When the Bank halted disbursement, it violated its own charter, which strictly prohibits it from allowing politics to influence its decisions.  This has been common practice, according to Loune Viaud, Director of Operations for Zanmi Lasante and recipient of the 2002 RFK Human Rights Award.  “The international community is able to turn a blind eye to the impact of its policies because it is not forced to confront the human faces of those who die or become ill through its action or inaction. This report shows the devastating human rights impacts of its policies.”

While exposing the link between violations of Haitians’ human rights and the international community’s actions, the report also provides a clear framework of concrete rights and duties that should be followed by all actors involved in Haiti.  Such actions include strengthening the Haitian government’s ability to regulate the private water sector; ensuring that all water projects respond to the needs of the very poorest Haitians; and obtaining informed consent from community members concerning improvements in the water systems that are meant to serve them.

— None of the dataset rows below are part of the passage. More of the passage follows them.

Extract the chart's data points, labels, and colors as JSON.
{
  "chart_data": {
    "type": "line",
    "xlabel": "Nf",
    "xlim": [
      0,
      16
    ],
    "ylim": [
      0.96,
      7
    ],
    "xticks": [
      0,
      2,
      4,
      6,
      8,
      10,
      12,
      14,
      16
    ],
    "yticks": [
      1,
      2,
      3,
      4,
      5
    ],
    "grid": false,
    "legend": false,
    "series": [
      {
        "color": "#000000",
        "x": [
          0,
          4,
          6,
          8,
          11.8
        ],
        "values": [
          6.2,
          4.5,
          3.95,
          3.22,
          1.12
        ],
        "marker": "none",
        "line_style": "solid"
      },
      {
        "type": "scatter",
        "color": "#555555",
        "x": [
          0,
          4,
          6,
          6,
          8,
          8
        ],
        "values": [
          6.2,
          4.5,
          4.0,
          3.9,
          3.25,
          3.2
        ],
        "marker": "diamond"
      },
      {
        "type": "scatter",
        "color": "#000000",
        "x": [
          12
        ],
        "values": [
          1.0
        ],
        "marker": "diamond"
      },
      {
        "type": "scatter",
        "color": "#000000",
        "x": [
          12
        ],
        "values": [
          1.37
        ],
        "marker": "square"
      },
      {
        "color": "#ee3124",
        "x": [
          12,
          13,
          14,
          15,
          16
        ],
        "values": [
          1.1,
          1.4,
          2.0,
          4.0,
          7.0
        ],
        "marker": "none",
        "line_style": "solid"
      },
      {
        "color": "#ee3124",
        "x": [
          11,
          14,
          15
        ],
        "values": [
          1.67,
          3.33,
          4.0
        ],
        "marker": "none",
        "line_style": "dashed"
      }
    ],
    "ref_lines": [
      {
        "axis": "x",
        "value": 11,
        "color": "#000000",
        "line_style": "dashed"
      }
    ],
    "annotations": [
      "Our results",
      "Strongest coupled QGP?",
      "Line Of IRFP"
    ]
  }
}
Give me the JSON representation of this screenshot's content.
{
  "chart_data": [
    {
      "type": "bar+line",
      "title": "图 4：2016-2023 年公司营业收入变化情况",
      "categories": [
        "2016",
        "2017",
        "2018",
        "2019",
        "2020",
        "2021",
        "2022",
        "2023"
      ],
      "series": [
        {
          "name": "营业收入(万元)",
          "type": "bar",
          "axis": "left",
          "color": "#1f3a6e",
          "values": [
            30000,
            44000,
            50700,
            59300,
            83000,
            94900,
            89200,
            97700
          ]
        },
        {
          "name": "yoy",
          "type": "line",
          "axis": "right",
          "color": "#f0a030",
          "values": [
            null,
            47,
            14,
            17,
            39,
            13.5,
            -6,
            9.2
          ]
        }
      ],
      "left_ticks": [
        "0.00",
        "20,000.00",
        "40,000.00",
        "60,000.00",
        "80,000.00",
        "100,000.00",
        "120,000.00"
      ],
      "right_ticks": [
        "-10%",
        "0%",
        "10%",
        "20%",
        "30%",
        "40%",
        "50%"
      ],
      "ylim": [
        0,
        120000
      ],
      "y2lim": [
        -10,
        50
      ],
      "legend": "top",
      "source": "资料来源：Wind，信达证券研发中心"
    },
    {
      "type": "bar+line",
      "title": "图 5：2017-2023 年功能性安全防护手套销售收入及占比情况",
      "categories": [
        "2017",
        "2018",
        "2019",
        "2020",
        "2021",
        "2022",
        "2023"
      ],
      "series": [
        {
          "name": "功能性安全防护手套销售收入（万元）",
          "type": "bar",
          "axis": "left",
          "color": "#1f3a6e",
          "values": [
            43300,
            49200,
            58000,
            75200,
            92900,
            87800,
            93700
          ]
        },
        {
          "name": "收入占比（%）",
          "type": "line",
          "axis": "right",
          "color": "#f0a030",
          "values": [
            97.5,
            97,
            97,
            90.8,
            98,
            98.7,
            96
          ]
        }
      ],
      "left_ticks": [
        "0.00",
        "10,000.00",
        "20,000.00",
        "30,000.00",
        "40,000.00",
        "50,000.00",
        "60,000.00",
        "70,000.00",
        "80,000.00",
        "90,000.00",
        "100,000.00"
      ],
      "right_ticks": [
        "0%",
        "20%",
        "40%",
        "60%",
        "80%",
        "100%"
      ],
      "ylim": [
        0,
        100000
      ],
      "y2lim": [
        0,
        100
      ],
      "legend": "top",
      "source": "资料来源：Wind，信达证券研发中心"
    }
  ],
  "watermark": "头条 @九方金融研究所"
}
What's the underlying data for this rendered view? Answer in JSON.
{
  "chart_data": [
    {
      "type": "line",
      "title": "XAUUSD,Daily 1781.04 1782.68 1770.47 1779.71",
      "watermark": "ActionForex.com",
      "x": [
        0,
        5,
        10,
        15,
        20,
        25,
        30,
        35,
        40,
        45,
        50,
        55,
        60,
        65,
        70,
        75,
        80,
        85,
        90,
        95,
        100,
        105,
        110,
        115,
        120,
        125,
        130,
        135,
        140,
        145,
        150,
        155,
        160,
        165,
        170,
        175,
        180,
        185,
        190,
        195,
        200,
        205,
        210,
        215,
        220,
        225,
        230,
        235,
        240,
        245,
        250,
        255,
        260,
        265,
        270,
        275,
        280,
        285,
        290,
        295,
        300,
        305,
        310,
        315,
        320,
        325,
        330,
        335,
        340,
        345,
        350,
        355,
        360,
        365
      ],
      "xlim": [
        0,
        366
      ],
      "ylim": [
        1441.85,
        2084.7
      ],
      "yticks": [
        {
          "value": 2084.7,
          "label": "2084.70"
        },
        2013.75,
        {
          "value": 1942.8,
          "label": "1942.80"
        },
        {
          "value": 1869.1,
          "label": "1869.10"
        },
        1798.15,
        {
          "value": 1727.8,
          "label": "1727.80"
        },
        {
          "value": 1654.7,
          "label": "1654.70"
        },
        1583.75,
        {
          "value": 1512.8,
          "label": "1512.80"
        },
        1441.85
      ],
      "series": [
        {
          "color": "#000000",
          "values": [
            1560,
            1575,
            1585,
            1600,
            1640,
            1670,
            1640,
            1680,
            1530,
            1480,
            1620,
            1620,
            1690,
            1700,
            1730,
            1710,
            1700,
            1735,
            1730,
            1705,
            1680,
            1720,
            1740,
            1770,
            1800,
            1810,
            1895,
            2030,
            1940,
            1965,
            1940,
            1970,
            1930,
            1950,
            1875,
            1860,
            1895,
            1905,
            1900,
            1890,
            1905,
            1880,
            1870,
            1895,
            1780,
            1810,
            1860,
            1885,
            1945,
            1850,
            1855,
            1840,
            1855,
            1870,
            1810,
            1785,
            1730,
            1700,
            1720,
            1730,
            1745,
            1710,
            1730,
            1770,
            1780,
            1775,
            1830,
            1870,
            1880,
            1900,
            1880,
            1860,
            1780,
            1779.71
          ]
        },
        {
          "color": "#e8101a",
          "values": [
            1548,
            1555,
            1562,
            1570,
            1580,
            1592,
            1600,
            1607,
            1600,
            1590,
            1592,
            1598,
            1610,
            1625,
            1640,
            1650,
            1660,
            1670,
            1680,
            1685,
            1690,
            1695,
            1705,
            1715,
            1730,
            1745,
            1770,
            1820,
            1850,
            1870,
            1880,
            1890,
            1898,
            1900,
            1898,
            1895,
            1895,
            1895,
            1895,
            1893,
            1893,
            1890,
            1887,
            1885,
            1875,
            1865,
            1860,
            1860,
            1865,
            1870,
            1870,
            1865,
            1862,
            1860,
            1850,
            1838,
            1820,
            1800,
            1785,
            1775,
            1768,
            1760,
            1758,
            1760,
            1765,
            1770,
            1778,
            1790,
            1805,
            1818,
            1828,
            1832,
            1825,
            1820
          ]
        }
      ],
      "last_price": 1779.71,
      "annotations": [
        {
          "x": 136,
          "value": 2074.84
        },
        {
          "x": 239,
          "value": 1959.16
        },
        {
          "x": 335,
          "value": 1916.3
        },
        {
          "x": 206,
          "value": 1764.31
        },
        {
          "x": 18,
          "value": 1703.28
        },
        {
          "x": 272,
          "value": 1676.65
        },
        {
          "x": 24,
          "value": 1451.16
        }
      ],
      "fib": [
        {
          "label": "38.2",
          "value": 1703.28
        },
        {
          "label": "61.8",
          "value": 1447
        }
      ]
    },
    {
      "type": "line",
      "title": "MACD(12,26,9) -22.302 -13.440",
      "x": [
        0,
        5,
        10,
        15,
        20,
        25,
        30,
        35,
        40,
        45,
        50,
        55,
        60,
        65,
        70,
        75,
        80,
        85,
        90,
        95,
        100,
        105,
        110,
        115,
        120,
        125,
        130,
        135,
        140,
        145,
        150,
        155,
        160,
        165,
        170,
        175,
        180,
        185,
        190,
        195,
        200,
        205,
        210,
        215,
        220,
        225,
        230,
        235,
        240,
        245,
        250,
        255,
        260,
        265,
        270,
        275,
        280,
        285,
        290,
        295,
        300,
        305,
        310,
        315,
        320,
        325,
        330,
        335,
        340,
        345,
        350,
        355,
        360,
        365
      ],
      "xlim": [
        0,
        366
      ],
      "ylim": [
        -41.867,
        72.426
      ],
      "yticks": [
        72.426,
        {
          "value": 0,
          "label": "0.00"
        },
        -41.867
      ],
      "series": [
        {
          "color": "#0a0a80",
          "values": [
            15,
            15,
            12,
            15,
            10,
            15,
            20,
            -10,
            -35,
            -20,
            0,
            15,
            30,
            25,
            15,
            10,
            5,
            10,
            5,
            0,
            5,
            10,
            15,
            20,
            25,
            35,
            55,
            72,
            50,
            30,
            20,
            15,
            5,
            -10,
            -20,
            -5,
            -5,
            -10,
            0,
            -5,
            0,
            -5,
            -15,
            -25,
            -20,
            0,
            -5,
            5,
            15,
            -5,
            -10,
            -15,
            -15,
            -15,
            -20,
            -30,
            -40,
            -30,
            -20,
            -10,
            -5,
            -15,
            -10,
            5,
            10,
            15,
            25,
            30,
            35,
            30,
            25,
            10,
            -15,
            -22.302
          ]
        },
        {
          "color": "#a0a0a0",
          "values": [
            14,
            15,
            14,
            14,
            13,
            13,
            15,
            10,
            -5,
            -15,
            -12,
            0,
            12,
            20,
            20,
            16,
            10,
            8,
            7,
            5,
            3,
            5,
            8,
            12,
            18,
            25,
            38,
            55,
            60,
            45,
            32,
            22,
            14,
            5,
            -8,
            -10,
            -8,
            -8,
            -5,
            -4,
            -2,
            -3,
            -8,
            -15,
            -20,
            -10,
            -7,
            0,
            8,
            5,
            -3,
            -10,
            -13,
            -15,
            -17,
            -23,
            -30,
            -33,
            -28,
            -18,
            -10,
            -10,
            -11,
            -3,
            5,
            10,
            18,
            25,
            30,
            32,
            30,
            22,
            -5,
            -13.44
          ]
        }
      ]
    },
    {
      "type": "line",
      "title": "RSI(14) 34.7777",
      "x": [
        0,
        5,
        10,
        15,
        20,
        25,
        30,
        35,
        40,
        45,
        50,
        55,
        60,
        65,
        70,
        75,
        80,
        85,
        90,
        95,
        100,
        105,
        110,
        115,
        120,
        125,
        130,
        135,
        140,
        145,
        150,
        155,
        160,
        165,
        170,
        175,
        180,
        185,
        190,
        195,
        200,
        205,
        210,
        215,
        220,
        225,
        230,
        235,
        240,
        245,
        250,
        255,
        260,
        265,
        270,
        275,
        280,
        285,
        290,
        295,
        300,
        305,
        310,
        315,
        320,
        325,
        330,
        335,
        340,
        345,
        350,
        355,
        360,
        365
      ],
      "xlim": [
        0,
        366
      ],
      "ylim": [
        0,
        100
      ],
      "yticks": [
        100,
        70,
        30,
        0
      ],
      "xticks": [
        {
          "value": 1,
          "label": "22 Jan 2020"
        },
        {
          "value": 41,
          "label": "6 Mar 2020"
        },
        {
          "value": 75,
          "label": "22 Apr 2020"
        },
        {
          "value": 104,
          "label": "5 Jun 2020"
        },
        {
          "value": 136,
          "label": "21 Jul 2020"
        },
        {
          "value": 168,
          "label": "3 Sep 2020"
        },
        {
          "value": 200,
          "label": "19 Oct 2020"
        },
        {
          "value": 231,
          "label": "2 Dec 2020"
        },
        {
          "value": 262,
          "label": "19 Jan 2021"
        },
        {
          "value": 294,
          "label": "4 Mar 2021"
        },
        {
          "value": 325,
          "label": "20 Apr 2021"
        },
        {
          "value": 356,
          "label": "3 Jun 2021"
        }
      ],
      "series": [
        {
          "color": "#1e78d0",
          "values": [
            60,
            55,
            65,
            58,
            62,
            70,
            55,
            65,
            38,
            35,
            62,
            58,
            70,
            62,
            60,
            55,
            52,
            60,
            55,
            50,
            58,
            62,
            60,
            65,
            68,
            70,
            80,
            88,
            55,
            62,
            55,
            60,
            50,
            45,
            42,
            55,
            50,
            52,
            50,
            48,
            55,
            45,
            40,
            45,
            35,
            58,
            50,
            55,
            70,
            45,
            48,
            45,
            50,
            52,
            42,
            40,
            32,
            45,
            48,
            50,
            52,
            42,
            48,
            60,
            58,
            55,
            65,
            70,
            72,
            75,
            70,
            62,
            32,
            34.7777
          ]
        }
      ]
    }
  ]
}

“Although the Haitian government is the primary guarantor of rights in Haiti, the international community is not without obligations,” said Prof. Margaret Satterthwaite, Faculty Director of the CHRGJ.  “The states that make up the international community have a duty not to harm or undermine human rights—including through their actions as members of international financial institutions.  In this case, the international community effectively crippled the Haitian government’s ability to fulfill one of the most basic subsistence rights due to all people—the right to water.”
  
Haiti is not only the most impoverished country in the Western Hemisphere, it also has some of the worst water in the world, ranking 147th out of 147 countries in the Water Poverty Index.  The report, which contains detailed data obtained through an in-depth scientific study of water in the coastal city of Port-de-Paix, shows the devastating consequences that the lack of access to clean and safe water has on the population studied.  Like the majority of the Haitian people, the population of Port-de-Paix lacks accessible, affordable, and safe potable water.

“In my years as a doctor in rural Haiti, I have witnessed the tragic relationship between lack of access to clean water and preventable disease,” said Dr. Evan Lyon, one of the project’s primary investigators from PIH.  “This survey opened my eyes to how essential clean water is to all facets of life, from cooking and washing, to growing food and the ability of children to attend school. When even water at the local hospital—which is meant to treat people who have fallen ill with water-related diseases—comes from the very same contaminated sources that first made those patients ill, one begins to grasp the dangerous relationship dirty water has with all aspects of survival.”

The four organizations that authored the report are committed to working together to find ways to transform the findings into action.  The report’s title,“Wòch nan Soley” comes from a proverb in Haitian Kreyol lamenting that, “the rocks in the water don’t know the suffering of the rocks in the sun.” In other words, the wealthy do not know the suffering of the poor.  According to Viaud, this is precisely what needs to change. “We must strive to hold our governments, and the institutions to which they belong, accountable.  And we must commit to ensuring that the right to water is realized in rich and poor countries alike.  It is time for all actors in Haiti to put the rights of the Haitian people first.”

The organizations involved hope that the report will contribute to real policy changes by compelling international financial institutions, national governments, and other entities to understand that respect for human rights is inextricably linked to resource and development issues and, crucially, that they are legally obligated to respect, protect, and fulfill those rights.